Por Mauro Santayana
Os dirigentes paulistas do PSDB fecham o cerco, nestas horas, com o fim de constranger o governador de Minas a disputar a Vice-Presidência, na chapa do partido. Eles podem não conhecer as razões de Minas, mas Aécio Neves, até mesmo pelas circunstâncias familiares, as conhece bem, e sabe que não pode recuar. Ele parece entender que, tanto em seu projeto biográfico quanto na fidelidade a Minas, não pode ser candidato a vice, mesmo com as excelentes relações que sempre manteve com o governador de São Paulo. Não é uma postura pessoal, embora, em Minas, quando se trata de política, seja difícil separar o indivíduo de sua grei.
Os mineiros brigam entre eles, armam ciladas, dissimulam os sentimentos, são astutos pecadores e espertos em negócios. Eles podem eventualmente aceitar que seus conterrâneos sejam atacados e ofendidos, como pessoas comuns, mas se tornam ferozes quando qualquer mineiro é atingido pelo fato de ser mineiro. Quando isso ocorre, reagem com o sentimento tribal. Sentem-se tocados, porque se irmanam ao ofendido, na identidade comum de montanheses. E quando qualquer um deles, em nome de sua ambição, rompe esse compromisso consuetudinário de solidariedade da província, os conterrâneos não o perdoam. Podem continuar convivendo com o trânsfuga, tratá-lo com elegância, visitá-lo na enfermidade e assistir a seu enterro, mas os gestos, o olhar, o altear das sobrancelhas, o movimento involuntário dos lábios, o constrangimento, demonstram o que lhes vai no fundo da alma. Não se trata de sentimento de desprezo. É, mais do que isso, discreta manifestação de piedade.
É também certo que não basta nascer em Minas para ser mineiro, como também não é necessário nascer ali para imbuir-se do caráter da gente da terra. Esse caráter é o resultado do ceticismo, da dúvida, de natural aceitação da transcendência, e providencial desconfiança de que Deus e o Diabo (sobretudo o Diabo) realmente existem. É em razão disso que Guimarães Rosa resume o mineiro, ao dizer que ele “escorrega para cima”. Escorrega para cima e diz “vou chegando”, quando está se despedindo. Não sabemos o que, exatamente, pensa Aécio, mas é bom apostar que ele conhece e respeita os arcanos da província. Ele sabe que, se ouvir o canto das sereias do Tietê, e aceitar ser vice, ambos – ele e o candidato à Presidência – correm o risco de perder as eleições em Minas, ainda que possam ganhá-las no resto do país. Essa seria a mais desoladora das derrotas para um mineiro.
Entre as melodias que cantam aos ouvidos de Aécio, nestas horas, há a da divisão do poder entre o vice e o presidente.
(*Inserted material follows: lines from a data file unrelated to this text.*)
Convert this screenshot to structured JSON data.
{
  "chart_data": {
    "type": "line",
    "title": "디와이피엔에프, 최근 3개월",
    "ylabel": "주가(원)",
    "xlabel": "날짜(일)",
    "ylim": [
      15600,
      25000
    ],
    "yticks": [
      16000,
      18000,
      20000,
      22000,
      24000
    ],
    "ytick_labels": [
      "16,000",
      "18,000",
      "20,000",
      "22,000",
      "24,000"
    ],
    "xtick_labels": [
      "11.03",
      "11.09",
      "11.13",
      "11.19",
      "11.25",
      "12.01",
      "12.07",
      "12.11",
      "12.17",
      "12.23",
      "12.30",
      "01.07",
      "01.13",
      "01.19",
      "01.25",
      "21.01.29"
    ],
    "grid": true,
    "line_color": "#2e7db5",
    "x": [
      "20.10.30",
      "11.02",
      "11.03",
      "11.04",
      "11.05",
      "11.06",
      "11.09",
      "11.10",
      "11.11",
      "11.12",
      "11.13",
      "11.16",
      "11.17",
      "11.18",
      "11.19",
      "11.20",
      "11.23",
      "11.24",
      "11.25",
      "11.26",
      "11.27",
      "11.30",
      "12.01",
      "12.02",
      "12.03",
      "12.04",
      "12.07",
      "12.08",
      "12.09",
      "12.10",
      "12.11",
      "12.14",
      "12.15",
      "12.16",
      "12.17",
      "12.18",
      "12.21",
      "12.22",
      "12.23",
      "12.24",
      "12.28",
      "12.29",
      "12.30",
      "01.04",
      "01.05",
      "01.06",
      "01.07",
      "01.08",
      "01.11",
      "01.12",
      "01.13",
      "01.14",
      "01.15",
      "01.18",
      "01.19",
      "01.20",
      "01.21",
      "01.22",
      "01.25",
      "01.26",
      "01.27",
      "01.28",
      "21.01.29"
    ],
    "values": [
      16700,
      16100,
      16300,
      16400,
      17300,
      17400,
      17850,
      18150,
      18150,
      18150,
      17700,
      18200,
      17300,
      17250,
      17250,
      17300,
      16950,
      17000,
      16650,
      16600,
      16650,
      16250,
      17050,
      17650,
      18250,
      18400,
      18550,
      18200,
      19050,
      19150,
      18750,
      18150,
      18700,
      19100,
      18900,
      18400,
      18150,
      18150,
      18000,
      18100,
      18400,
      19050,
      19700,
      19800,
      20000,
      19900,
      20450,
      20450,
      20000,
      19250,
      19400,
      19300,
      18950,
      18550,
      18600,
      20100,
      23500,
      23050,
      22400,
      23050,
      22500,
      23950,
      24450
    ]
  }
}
Todos sabemos que, conforme a Constituição, no Brasil não há dualidade na chefia dos poderes, como havia no consulado romano. A atribuição de parcelas do Poder Executivo ao vice-presidente, ainda que houvesse, seria mera concessão, ad nutum, do titular, e não duraria mais do que a famosa rosa de Malherbe. Como dizem os mineiros, é melhor não.
É melhor não. Aécio tem a sua eleição garantida para o Senado, e dispõe de um capital considerável, que é a sua popularidade. Se ele fosse candidato à Presidência, e não tivesse êxito, seria, mesmo sem mandato, uma referência política nacional importante. Mas se perdesse as eleições, como o segundo da chapa, seria o vice do derrotado. Senador por Minas, Aécio continuará prestando seus serviços aos mineiros e ao Brasil, porque contribuirá, com suas ideias conhecidas, para a reconstrução do pacto federativo brasileiro. Essa é uma bandeira antiga do estado.
Um dos que menos conhecem Minas é o presidente do PPS, o ex-deputado Roberto Freire. Ao desmentir que seu partido pretenda propor o nome de Itamar Franco para a Vice-Presidência, afirmou que a agremiação trabalha para que o governador de Minas seja o candidato a vice, na chapa do PSDB. O político pernambucano foi deselegante com Itamar que, em nota distribuída à imprensa, deixara bem claro que o seu compromisso é com Minas e com o destino político de Aécio Neves. Freire, com sua alma de tucano de São Paulo, se soma assim aos que tentam constranger o governador de Minas.
O presidente Mário Soares disse, uma vez, que todos os políticos brasileiros deviam fazer um estágio em Minas, pelo menos durante alguns meses – “como fez Getulio Vargas, ainda adolescente”. O estadista português provavelmente tenha pensado no fato de que Minas, até mesmo pela fatalidade geográfica, é uma das mais brasileiras de todas as regiões nacionais.